Three Imaginary Girls

Seattle's Indie-Pop Press – Music Reviews, Film Reviews, and Big Fun

The sophomore release from Head Like A Kite sounds like a mix-tape of rare, alternate twelve inch versions of radio smashes from a DJ who has collected a library of great music you somehow never heard before. As HLAK frontman Dave Einmo himself claims, "I wanted to create a record that sounded like big beat remixes of songs that didn't yet exist."

When I reviewed the band's debut a couple of years ago {review} much was made of the "soundtrack" quality of what the band does: Live, Dave bashes on the guitar with perfectly good rock song chords but tweaks them and torques noises from gimmick boxes and keyboard mutants as drummer Trent Moorman drives the beat entirely on the one but with plenty of space for the weird, otherworldly lyrical imagery and Einmo's controlled trip-hop jams. Local artists such as Graig Markel and Zera Marvel join the duo in constructing a soul base to a carnivalesque lexicon of words and sound.

On There Is Loud Laughter Everywhere, thirteen songs and fragments seem like a loop for a David Lynch space opera, perfectly produced by Brian Deck (Secret Machines, Modest Mouse) and mastered by one of the best mastering labs in the business, Dave Cooley's. The rumored ranks of guests include Nabil Ayers from The Long Winters, as well as Asya from Smoosh (again, thankfully; she was wonderful on first album Random Portraits of the Home Movie too), members of Crooked Fingers, Radio 4, and other autonomous Pac NW pop-form experimenters.
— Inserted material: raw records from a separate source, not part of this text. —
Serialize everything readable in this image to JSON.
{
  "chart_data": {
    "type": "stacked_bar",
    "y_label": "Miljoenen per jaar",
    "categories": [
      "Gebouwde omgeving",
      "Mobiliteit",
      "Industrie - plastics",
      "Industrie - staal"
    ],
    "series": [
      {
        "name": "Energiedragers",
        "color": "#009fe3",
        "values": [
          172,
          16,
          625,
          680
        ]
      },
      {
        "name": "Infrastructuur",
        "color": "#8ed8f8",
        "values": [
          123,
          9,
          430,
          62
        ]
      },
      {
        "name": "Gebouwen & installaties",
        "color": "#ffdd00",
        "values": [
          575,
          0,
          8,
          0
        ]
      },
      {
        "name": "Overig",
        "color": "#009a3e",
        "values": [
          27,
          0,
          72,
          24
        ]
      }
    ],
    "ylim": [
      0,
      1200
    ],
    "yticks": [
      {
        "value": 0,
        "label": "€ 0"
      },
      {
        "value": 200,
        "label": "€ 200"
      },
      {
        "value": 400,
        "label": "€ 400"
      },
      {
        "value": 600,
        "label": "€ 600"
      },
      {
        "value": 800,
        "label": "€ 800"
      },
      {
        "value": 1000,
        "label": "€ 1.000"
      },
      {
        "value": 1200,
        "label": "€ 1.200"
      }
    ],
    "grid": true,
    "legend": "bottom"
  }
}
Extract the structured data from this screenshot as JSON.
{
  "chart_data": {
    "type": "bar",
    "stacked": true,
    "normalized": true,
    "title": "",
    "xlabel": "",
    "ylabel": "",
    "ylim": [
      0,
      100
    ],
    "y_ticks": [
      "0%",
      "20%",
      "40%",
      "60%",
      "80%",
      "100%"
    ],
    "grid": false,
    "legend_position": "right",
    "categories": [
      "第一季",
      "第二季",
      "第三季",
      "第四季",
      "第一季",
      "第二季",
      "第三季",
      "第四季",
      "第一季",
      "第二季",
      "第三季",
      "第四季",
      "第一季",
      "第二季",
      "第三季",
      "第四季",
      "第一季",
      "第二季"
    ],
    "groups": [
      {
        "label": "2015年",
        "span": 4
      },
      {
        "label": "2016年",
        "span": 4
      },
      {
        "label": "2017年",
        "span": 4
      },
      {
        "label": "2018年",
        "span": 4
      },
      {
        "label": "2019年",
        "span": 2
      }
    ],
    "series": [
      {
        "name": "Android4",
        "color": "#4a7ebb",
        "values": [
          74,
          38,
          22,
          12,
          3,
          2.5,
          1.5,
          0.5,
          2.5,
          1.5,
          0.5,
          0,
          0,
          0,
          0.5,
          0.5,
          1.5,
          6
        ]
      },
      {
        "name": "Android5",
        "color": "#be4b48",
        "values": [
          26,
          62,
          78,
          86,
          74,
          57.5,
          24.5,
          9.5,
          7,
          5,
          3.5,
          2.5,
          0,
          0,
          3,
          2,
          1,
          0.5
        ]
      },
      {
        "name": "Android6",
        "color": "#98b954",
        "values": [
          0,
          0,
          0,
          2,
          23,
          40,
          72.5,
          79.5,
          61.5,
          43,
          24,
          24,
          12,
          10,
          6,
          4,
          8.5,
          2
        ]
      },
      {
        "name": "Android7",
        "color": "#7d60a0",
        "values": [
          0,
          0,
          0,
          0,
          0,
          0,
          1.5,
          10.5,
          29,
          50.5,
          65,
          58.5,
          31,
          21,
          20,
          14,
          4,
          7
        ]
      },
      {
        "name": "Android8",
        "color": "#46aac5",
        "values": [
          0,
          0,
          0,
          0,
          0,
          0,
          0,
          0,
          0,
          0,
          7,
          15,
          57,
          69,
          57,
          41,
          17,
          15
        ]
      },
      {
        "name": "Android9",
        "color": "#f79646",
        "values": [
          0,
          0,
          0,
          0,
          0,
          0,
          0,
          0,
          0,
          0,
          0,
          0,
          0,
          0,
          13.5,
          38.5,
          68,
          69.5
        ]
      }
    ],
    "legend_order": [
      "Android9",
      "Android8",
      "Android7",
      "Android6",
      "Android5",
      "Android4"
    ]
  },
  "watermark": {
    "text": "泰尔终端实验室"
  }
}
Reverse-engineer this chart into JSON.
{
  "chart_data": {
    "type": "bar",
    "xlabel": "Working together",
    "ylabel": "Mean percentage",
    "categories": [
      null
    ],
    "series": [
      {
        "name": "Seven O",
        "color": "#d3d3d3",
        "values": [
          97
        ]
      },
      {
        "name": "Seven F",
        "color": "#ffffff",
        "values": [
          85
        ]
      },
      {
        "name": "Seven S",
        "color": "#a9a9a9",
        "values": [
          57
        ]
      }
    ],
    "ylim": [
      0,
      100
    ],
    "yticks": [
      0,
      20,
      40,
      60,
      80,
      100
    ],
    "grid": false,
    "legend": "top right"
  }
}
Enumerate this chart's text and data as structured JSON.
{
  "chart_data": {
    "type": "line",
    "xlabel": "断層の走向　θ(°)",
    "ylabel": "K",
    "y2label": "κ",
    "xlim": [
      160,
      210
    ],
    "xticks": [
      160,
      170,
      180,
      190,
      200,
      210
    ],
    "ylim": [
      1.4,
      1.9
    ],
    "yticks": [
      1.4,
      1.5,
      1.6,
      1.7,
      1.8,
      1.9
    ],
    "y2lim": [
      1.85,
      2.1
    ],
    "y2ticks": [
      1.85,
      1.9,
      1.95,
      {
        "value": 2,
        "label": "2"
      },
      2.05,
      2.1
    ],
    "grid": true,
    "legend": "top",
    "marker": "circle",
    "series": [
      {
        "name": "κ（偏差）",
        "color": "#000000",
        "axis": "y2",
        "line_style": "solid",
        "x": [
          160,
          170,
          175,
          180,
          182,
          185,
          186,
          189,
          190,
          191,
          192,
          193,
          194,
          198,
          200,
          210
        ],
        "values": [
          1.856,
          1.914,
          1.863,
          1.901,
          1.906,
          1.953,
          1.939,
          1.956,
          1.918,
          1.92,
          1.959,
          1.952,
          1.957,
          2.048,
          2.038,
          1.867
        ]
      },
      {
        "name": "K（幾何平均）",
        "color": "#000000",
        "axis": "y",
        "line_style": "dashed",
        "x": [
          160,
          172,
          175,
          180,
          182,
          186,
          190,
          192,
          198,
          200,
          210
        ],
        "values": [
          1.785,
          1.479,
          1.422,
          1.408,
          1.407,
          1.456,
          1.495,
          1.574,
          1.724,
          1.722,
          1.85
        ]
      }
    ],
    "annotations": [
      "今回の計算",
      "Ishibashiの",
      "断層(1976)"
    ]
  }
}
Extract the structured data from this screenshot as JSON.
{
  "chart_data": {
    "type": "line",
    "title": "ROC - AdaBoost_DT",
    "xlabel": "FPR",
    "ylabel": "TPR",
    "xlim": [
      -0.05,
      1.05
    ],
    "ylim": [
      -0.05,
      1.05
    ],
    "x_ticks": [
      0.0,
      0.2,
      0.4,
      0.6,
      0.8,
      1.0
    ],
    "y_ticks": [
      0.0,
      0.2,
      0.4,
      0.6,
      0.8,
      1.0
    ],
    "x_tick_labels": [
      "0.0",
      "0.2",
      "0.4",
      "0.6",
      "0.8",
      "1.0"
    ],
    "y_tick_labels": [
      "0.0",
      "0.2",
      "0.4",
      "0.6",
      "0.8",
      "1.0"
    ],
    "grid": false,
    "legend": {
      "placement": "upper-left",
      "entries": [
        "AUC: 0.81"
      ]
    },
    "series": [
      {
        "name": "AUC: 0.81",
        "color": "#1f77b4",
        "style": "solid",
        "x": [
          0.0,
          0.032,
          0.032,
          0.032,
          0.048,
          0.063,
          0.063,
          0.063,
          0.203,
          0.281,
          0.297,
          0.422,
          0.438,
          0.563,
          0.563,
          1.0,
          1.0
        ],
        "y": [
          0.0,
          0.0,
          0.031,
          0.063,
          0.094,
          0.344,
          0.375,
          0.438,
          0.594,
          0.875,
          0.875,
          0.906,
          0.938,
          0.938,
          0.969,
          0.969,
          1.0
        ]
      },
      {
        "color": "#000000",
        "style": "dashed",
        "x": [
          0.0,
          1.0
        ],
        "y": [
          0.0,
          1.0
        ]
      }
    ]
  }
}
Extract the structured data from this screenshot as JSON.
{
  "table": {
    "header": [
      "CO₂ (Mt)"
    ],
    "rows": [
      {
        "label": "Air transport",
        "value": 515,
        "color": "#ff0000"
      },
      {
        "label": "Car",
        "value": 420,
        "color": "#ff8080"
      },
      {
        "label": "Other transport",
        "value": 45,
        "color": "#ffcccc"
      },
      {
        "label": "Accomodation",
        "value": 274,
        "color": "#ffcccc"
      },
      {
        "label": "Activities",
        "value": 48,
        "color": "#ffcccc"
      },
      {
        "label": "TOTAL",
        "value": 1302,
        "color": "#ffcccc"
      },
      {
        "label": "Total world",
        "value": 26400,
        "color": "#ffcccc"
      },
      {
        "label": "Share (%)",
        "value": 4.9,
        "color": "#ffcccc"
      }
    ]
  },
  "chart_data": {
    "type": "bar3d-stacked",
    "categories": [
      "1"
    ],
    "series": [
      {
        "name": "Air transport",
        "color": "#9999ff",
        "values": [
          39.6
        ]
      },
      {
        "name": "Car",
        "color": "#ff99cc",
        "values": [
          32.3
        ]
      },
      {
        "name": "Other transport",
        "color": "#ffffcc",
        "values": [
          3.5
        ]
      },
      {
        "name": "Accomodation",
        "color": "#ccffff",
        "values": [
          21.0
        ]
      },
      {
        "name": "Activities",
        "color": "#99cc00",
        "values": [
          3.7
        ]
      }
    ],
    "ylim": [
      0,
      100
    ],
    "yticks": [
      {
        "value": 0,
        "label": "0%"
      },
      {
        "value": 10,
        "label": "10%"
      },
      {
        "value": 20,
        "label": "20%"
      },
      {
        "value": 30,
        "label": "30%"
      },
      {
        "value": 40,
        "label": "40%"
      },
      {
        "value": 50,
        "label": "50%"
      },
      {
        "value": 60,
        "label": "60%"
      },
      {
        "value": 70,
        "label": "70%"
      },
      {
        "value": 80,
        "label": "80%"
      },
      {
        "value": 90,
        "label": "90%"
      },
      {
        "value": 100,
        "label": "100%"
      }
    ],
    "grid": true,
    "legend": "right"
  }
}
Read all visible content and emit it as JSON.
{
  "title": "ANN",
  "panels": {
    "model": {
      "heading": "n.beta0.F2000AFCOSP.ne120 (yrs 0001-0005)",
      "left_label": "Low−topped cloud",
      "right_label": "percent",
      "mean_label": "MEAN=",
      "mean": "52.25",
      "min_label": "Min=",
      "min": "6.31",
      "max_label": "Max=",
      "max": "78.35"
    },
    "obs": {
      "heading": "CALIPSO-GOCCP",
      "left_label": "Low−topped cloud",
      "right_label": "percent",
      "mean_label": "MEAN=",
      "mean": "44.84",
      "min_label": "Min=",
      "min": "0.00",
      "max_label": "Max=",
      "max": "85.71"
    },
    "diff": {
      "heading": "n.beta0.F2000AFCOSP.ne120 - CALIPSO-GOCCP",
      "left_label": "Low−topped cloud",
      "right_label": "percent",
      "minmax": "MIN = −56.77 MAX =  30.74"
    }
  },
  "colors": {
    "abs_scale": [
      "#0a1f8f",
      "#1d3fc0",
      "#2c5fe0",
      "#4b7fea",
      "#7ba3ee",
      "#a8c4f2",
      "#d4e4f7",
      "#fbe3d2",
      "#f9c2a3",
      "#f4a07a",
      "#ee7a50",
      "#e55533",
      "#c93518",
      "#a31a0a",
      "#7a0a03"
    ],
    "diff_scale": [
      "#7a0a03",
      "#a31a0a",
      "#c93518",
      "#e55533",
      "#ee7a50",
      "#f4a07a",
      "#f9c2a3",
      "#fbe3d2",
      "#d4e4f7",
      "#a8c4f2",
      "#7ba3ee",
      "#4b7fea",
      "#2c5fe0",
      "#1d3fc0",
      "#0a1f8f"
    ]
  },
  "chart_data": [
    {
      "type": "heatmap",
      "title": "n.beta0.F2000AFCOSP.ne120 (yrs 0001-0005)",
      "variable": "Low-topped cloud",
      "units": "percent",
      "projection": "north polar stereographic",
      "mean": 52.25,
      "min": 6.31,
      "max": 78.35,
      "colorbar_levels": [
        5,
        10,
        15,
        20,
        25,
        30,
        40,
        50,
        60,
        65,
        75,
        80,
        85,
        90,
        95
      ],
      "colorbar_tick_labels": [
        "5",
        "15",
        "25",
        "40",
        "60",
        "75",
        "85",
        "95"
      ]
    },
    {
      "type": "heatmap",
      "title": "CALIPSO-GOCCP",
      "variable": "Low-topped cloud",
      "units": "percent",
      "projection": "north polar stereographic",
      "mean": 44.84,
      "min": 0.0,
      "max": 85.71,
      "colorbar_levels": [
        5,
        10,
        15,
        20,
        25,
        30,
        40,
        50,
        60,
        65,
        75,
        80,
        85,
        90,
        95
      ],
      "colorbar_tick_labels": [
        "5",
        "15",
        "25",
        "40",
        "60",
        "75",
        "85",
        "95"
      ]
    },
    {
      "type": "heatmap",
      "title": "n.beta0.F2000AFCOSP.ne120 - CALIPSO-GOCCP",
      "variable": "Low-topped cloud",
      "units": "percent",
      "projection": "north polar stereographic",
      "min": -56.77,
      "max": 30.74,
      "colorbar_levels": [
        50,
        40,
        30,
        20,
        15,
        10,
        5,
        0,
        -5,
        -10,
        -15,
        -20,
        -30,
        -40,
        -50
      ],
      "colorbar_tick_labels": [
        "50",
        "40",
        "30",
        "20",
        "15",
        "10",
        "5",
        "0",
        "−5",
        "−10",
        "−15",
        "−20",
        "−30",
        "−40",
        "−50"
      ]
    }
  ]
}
This would all be DJ Shadow-inspired textual and textural theory if the humor wasn't so sharp; and the weird worlds Einmo creates would be mere farce if Einmo and Moorman didn't painstakingly create music with an innate sense of Other; that these songs exist somewhere else in a more regulated form. It's sort of like Eno and Byrne's My Life In The Bush Of Ghosts in reverse, or the bottle falling out of the sky on to the head of a tribesman in the 80s cult movie "The Gods Must Be Crazy." The spirits being invoked in tracks like "We Were So Entangled" and "Big FM Radio Hit" (which sounds like the Clash slamming into early Commodores) begin here, but take you to a party filled with people you only half-know. That's what is called an adventure, if you're brave enough to dance.